“Mr. Bishop,” he said, turning round as they departed, “I would advise you to go back quietly to the vicarage.”
Then the door closed and the little man sat down upon the nearest form. The bishop would never hear of his little alterations now; he would never think well of them, even if he did.
He burst into tears, and for some moments sat there with his head buried in his hands. Then he looked up, saw the bread which also had been kept over from the service, and, reaching forward, began pathetically to put the little squares one by one into his mouth.
That incident in itself is sufficient. There is no need to lead a way down the steps that brought the Rev. Samuel Bishop to his final degradation and ultimate death. The generous offer of the chaplaincy of a small union, the withdrawal of his son from Oxford, the dismissal of the tutelary services of the lady who had charge of his daughter’s education, the replacing of a better man in the rectory at Cailsham—all these stages of the little tragedy have no intimate importance in themselves, except that they formed the first evolutionary periods of the development of Sally’s life. These were the press-gang of circumstances that forced her into the service of her sex; these, the shrilling calls of the bugle that bid her strap the haversack to her slender shoulders and march out to war against the sea of trouble.

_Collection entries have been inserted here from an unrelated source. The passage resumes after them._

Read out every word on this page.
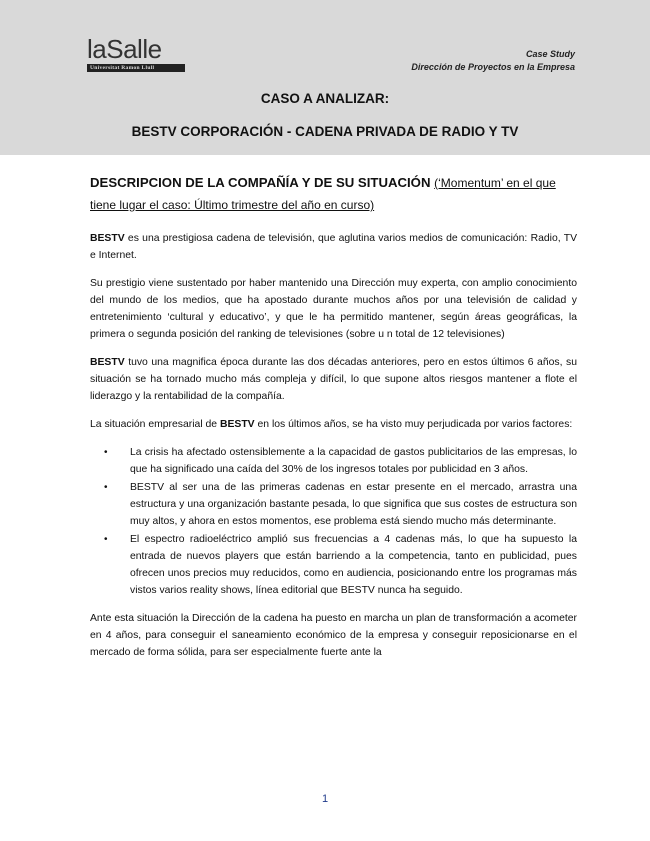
laSalle
Universitat Ramon Llull
Case Study
Dirección de Proyectos en la Empresa
CASO A ANALIZAR:
BESTV CORPORACIÓN - CADENA PRIVADA DE RADIO Y TV
DESCRIPCION DE LA COMPAÑÍA Y DE SU SITUACIÓN (‘Momentum’ en el que tiene lugar el caso: Último trimestre del año en curso)

BESTV es una prestigiosa cadena de televisión, que aglutina varios medios de comunicación: Radio, TV e Internet.

Su prestigio viene sustentado por haber mantenido una Dirección muy experta, con amplio conocimiento del mundo de los medios, que ha apostado durante muchos años por una televisión de calidad y entretenimiento ‘cultural y educativo’, y que le ha permitido mantener, según áreas geográficas, la primera o segunda posición del ranking de televisiones (sobre u n total de 12 televisiones)

BESTV tuvo una magnifica época durante las dos décadas anteriores, pero en estos últimos 6 años, su situación se ha tornado mucho más compleja y difícil, lo que supone altos riesgos mantener a flote el liderazgo y la rentabilidad de la compañía.

La situación empresarial de BESTV en los últimos años, se ha visto muy perjudicada por varios factores:

• La crisis ha afectado ostensiblemente a la capacidad de gastos publicitarios de las empresas, lo que ha significado una caída del 30% de los ingresos totales por publicidad en 3 años.
• BESTV al ser una de las primeras cadenas en estar presente en el mercado, arrastra una estructura y una organización bastante pesada, lo que significa que sus costes de estructura son muy altos, y ahora en estos momentos, ese problema está siendo mucho más determinante.
• El espectro radioeléctrico amplió sus frecuencias a 4 cadenas más, lo que ha supuesto la entrada de nuevos players que están barriendo a la competencia, tanto en publicidad, pues ofrecen unos precios muy reducidos, como en audiencia, posicionando entre los programas más vistos varios reality shows, línea editorial que BESTV nunca ha seguido.

Ante esta situación la Dirección de la cadena ha puesto en marcha un plan de transformación a acometer en 4 años, para conseguir el saneamiento económico de la empresa y conseguir reposicionarse en el mercado de forma sólida, para ser especialmente fuerte ante la

1
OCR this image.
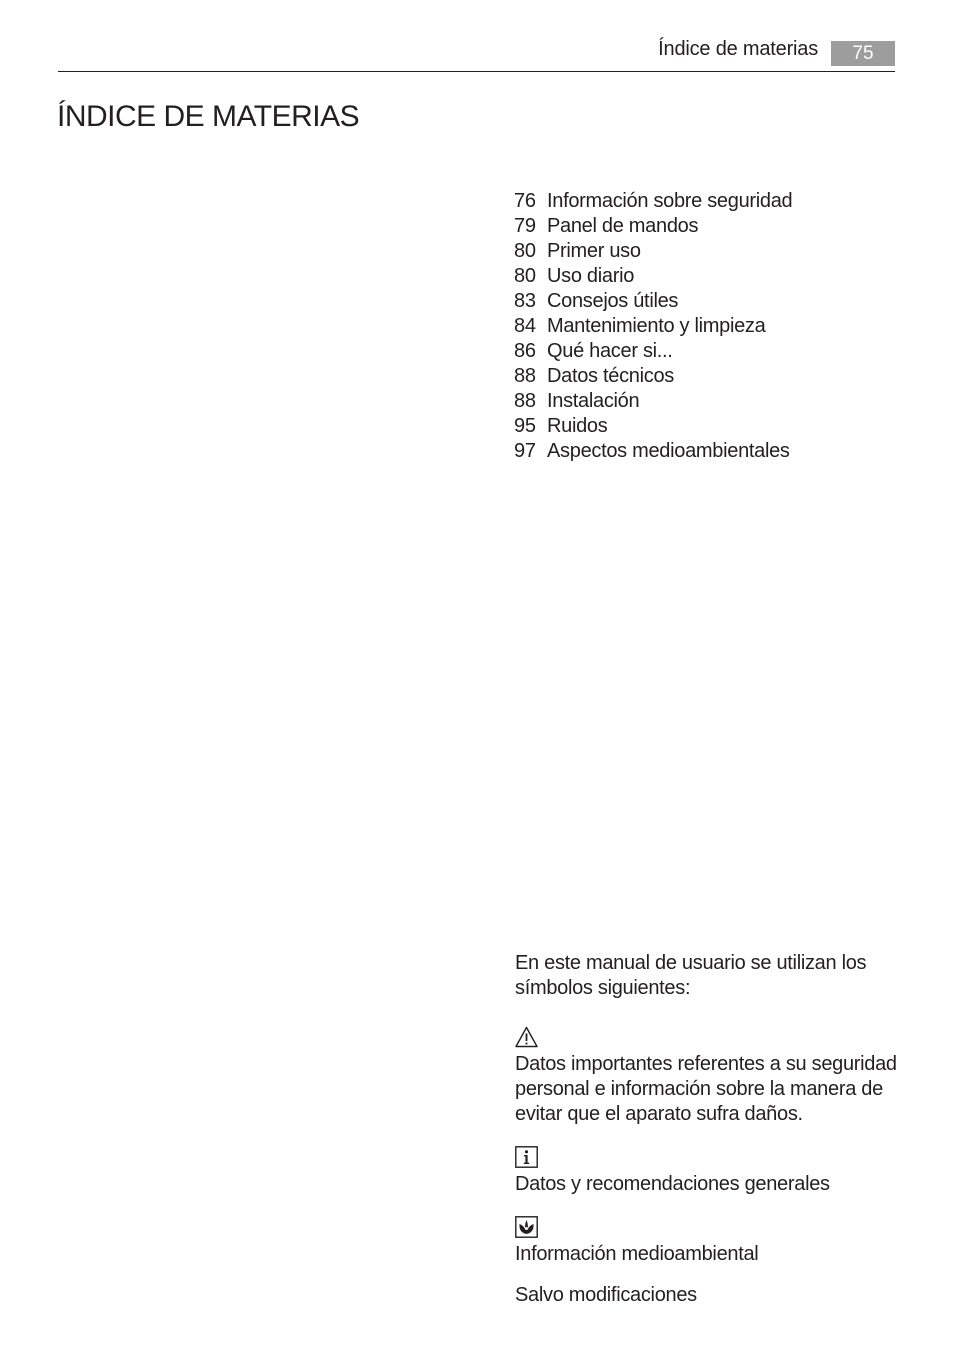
Índice de materias 75
ÍNDICE DE MATERIAS
76 Información sobre seguridad
79 Panel de mandos
80 Primer uso
80 Uso diario
83 Consejos útiles
84 Mantenimiento y limpieza
86 Qué hacer si...
88 Datos técnicos
88 Instalación
95 Ruidos
97 Aspectos medioambientales

En este manual de usuario se utilizan los símbolos siguientes:

Datos importantes referentes a su seguridad personal e información sobre la manera de evitar que el aparato sufra daños.

Datos y recomendaciones generales

Información medioambiental

Salvo modificaciones
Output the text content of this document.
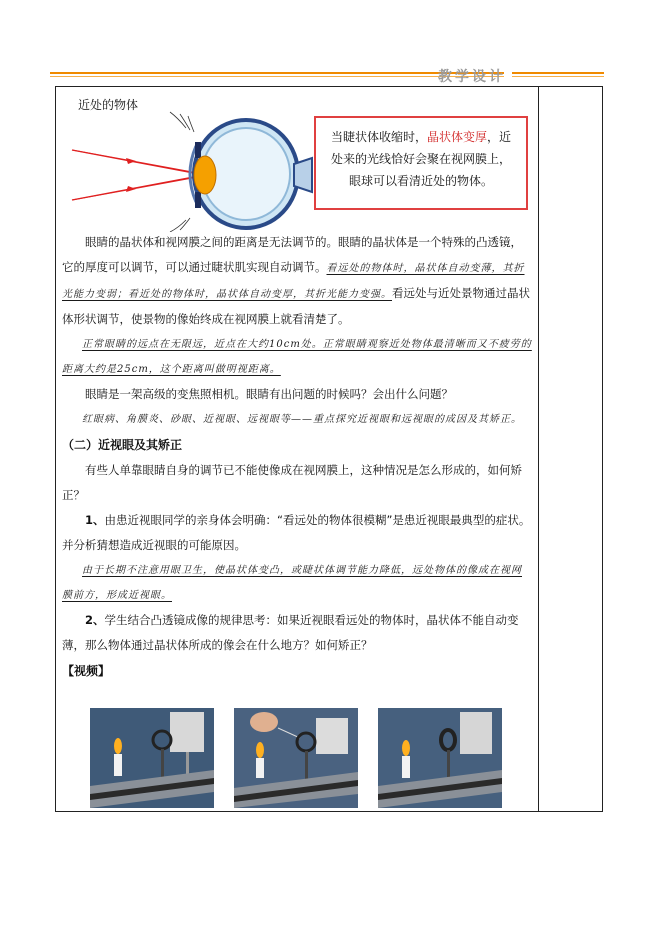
教学设计
近处的物体
当睫状体收缩时，晶状体变厚，近处来的光线恰好会聚在视网膜上，眼球可以看清近处的物体。
眼睛的晶状体和视网膜之间的距离是无法调节的。眼睛的晶状体是一个特殊的凸透镜，它的厚度可以调节，可以通过睫状肌实现自动调节。看远处的物体时，晶状体自动变薄，其折光能力变弱；看近处的物体时，晶状体自动变厚，其折光能力变强。看远处与近处景物通过晶状体形状调节，使景物的像始终成在视网膜上就看清楚了。
正常眼睛的远点在无限远，近点在大约10cm处。正常眼睛观察近处物体最清晰而又不疲劳的距离大约是25cm，这个距离叫做明视距离。
眼睛是一架高级的变焦照相机。眼睛有出问题的时候吗？会出什么问题？
红眼病、角膜炎、砂眼、近视眼、远视眼等——重点探究近视眼和远视眼的成因及其矫正。
（二）近视眼及其矫正
有些人单靠眼睛自身的调节已不能使像成在视网膜上，这种情况是怎么形成的，如何矫正？
1、由患近视眼同学的亲身体会明确：“看远处的物体很模糊”是患近视眼最典型的症状。并分析猜想造成近视眼的可能原因。
由于长期不注意用眼卫生，使晶状体变凸，或睫状体调节能力降低，远处物体的像成在视网膜前方，形成近视眼。
2、学生结合凸透镜成像的规律思考：如果近视眼看远处的物体时，晶状体不能自动变薄，那么物体通过晶状体所成的像会在什么地方？如何矫正？
【视频】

In a living and moving institution such as the Christian Church, you cannot afford to be lenient to incompetency. And the Rev. Samuel was incompetent. There is no doubt about that.
In such circumstances as these, assuming them up to the point where the obliging chauffeur had found the door closed in his face, a competent man would have lifted reason above his faith. Calmly, he would have told himself, as did the chauffeur, “This is the juice of the grape; it is in nowise altered in composition because these hands of mine—which have done many things—have been laid upon it. It is better to mix it again with unconsecrated wine, than pour it down the sacrilegious throat of an unbelieving chauffeur; I will put it back in the bottle.”
So a competent man would have acted, presuming that he had ever allowed himself to be so far caught in such a predicament. But the Rev. Samuel was too fully possessed of that first characteristic of faith, which the Christian Church demands. It only argues that you must take no man absolutely at his word, even when he presumes to speak, inspired with the voice of God. Nothing has yet been written, nothing has yet been said, which can be made to apply without deviation to the law of change, and also indiscriminately of persons.
And so, for this unswerving faith of the Rev. Samuel, Sally Bishop is made to suffer. Very shortly after the removal from Cailsham, she made her declaration of independence.